Chaque été, les jeunes partent à la recherche d'un emploi. Trouver un nouvel emploi est la principale préoccupation des jeunes et des nouveaux travailleurs, par contre la possibilité d'être blessé au travail effleure rarement leur esprit. Les jeunes travailleurs en particulier ne s'attendent pas à ce que ça leur arrive; malheureusement, c'est souvent le cas. James Wright, 18 ans, est tombé de 50 pieds d'une échelle et est maintenant paralysé de façon permanente à partir de la taille. Lauren Barwick a perdu l'usage de ses jambes à 24 ans lorsqu'une balle de foin l'a renversée et lui a brisé le dos, alors qu'elle travaillait dans un ranch qui fournit des chevaux pour des films. Tim Hickman a été mortellement blessé à son travail dans une aréna lorsque la surfaceuse a explosé.

Un jeune travailleur sur sept est blessé au travail au Canada. En 1998, plus de 68 000* blessures avec perte de temps et 57* décès impliquant des travailleurs entre 15 et 24 ans sont survenus dans ce pays. Pourquoi les jeunes travailleurs sont-ils particulièrement enclins à souffrir d'une blessure ou d'une maladie professionnelle? Les raisons varient. Les jeunes peuvent quelquefois être irréalistes quand il s'agit de leur propre mort. Ils sont désireux d'impressionner les autres et d'accepter de nouveaux défis. De plus, en tant que travailleurs inexpérimentés, ils peuvent ne pas connaître ou ne pas comprendre les risques présents sur le lieu de travail ou les mesures à adopter pour éviter les blessures, et peuvent être réticents à poser des questions.

Jeunes ou nouveaux travailleurs - ce qu'il faut savoir
Il faut savoir que tous les travailleurs ont le droit légal de travailler dans un lieu de travail sécuritaire. Votre employeur a la responsabilité de vous protéger et il le sait! Donc, lorsque vous commencez un nouvel emploi, comprenez vos droits et n'hésitez pas à poser des questions :

  • Quels sont les risques liés à mon emploi?
  • Quels sont les autres risques (bruit, produits chimiques, rayonnement) que je devrais connaître?
  • Est-ce qu'on m'offrira une formation portant sur la sécurité au travail? Dans l'affirmative, quand?
  • Des réunions pour discuter de la sécurité ont-elles lieu?
  • S'attendra-t-on à ce que je porte des vêtements de protection? Recevrai-je une formation sur leur utilisation? Dans l'affirmative, quand?
  • Recevrai-je une formation portant sur les procédures d'urgence (incendie, déversement chimique)? Dans l'affirmative, quand?
  • Où sont situés les extincteurs d'incendie, les trousses de premiers soins et les autres équipements d'urgence?
  • Que dois-je faire si je me blesse? Qui sont les secouristes?
  • Quelles sont mes responsabilités en matière de santé et de sécurité?
  • à qui dois-je m'adresser si j'ai des questions en matière de santé et de sécurité?

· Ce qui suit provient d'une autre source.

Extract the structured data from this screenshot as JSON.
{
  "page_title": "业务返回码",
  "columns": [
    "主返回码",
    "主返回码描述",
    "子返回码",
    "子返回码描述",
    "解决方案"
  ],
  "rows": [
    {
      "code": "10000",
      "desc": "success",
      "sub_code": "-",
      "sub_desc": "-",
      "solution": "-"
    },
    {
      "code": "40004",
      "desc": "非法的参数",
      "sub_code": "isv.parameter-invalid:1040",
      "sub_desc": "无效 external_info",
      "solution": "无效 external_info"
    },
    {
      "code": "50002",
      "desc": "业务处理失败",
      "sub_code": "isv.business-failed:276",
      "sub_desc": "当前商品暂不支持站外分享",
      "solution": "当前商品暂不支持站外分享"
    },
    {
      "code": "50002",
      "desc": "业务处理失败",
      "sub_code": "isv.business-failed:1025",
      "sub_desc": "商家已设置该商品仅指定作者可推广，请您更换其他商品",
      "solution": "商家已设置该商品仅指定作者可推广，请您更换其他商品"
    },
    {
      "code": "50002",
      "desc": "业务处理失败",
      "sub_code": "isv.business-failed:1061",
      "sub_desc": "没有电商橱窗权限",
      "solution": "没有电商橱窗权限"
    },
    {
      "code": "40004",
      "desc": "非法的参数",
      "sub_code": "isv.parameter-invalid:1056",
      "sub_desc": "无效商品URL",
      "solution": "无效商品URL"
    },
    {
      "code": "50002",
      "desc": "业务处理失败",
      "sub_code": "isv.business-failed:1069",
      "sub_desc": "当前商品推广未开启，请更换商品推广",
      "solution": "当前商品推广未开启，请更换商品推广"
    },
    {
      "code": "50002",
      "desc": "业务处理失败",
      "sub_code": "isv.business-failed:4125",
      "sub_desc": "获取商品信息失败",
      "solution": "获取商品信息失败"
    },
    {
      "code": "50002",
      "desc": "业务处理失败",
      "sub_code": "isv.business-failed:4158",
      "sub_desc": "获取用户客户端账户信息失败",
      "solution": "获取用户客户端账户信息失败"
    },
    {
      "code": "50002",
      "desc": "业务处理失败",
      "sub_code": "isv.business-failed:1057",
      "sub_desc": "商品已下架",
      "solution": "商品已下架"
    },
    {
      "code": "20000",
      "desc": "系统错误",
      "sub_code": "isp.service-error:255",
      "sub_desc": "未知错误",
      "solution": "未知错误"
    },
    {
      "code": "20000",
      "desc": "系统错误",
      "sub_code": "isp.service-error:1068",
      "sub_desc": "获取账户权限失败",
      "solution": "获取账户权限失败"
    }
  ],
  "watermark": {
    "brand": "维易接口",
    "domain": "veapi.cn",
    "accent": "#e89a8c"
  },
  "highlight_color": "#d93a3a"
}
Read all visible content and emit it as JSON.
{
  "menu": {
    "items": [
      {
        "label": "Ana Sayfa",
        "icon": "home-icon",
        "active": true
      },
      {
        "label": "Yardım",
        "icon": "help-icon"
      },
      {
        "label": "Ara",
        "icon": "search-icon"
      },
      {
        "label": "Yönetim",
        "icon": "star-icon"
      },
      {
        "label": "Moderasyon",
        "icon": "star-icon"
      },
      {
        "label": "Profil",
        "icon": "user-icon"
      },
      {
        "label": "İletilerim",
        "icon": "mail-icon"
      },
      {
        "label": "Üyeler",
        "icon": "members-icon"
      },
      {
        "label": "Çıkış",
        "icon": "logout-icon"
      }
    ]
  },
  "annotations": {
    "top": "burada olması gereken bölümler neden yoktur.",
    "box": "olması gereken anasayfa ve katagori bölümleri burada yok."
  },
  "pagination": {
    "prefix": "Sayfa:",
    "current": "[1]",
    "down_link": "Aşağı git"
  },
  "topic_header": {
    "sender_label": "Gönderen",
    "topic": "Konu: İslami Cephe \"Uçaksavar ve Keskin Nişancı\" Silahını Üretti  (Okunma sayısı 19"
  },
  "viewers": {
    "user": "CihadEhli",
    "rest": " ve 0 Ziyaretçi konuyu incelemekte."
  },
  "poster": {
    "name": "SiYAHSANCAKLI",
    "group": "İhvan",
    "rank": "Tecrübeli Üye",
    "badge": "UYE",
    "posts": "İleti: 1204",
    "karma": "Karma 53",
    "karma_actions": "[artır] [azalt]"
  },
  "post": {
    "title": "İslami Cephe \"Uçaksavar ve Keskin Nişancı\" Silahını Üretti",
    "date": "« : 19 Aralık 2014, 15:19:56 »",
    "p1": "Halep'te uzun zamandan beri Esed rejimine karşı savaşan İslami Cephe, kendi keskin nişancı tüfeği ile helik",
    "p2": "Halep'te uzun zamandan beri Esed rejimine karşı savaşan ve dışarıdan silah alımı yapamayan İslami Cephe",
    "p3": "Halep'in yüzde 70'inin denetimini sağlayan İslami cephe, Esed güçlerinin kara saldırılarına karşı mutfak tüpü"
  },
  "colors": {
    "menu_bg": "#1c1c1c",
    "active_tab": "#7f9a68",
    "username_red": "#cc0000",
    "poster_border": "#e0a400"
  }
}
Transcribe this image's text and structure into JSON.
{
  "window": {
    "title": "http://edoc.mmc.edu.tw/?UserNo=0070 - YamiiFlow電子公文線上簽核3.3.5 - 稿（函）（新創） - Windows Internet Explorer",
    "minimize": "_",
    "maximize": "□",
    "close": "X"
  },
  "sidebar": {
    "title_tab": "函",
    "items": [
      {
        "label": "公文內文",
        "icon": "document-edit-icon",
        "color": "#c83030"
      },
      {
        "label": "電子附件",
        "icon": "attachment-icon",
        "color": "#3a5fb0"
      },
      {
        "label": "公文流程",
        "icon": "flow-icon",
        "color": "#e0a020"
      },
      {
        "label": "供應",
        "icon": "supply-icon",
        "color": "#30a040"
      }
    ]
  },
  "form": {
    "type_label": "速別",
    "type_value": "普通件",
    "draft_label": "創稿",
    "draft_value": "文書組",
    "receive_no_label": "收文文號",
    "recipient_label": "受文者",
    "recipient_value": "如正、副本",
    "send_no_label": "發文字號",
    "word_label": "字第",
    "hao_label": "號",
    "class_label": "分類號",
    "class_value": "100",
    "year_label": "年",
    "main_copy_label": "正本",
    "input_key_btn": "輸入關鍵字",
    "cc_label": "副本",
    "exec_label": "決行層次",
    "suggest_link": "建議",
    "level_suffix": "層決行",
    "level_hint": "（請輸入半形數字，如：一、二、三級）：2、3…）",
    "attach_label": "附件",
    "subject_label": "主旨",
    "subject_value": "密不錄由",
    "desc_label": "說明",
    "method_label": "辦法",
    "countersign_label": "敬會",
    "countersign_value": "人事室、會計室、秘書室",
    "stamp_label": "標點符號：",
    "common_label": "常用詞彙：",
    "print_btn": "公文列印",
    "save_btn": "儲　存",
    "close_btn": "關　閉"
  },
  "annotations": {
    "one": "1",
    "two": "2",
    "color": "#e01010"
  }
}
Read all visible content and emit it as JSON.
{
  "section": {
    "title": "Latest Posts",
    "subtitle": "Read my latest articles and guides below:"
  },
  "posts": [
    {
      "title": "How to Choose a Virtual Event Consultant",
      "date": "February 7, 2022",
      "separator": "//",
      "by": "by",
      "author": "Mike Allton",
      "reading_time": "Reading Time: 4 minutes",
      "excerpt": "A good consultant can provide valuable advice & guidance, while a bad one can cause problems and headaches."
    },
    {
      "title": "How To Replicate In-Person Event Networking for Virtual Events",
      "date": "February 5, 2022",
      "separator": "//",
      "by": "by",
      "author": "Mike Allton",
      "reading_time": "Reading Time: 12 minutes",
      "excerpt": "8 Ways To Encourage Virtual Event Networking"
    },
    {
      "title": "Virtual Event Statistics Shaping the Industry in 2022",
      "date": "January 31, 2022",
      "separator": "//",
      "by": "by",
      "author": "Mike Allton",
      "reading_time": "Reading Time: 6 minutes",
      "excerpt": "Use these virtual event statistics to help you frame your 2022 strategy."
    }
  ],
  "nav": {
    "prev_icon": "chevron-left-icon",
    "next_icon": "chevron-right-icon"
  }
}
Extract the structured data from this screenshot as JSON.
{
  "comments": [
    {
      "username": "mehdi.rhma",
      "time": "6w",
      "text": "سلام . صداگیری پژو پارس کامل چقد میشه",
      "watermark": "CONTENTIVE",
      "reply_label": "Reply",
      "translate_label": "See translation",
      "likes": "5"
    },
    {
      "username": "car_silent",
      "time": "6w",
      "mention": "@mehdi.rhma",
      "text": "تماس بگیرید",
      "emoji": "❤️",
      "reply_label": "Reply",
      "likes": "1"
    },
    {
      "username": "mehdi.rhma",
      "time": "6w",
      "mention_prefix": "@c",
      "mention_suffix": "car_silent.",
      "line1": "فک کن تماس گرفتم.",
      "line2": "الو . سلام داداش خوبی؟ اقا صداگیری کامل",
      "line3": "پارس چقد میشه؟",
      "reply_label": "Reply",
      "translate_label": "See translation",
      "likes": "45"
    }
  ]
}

Les employeurs peuvent contribuer à assurer la sécurité des jeunes et des nouveaux travailleurs
Les nouveaux travailleurs doivent recevoir une formation avant de commencer un nouvel emploi. L'employeur doit fournir à ces travailleurs des instructions claires et fréquentes les premières semaines. Certains peuvent crouler sous les instructions, c'est pourquoi il faut les répéter à plusieurs reprises.

En plus de fournir la formation, les employeurs doivent bien faire comprendre aux jeunes travailleurs qu'il est parfaitement normal de poser des questions lorsqu'on ignore ou doute de quelque chose. Plus leur vision sera axée rapidement sur la sécurité, mieux cela vaudra.

Les employeurs doivent s'interroger à savoir si une tâche (travail) convient ou non à un jeune travailleur avant de lui confier. Les emplois qui nécessitent une longue formation, un niveau élevé d'habileté ou de nombreuses responsabilités, ou qui comportent des tâches présentant des risques - notamment travailler seul ou avec des produits chimiques - conviennent habituellement mieux à des travailleurs plus expérimentés.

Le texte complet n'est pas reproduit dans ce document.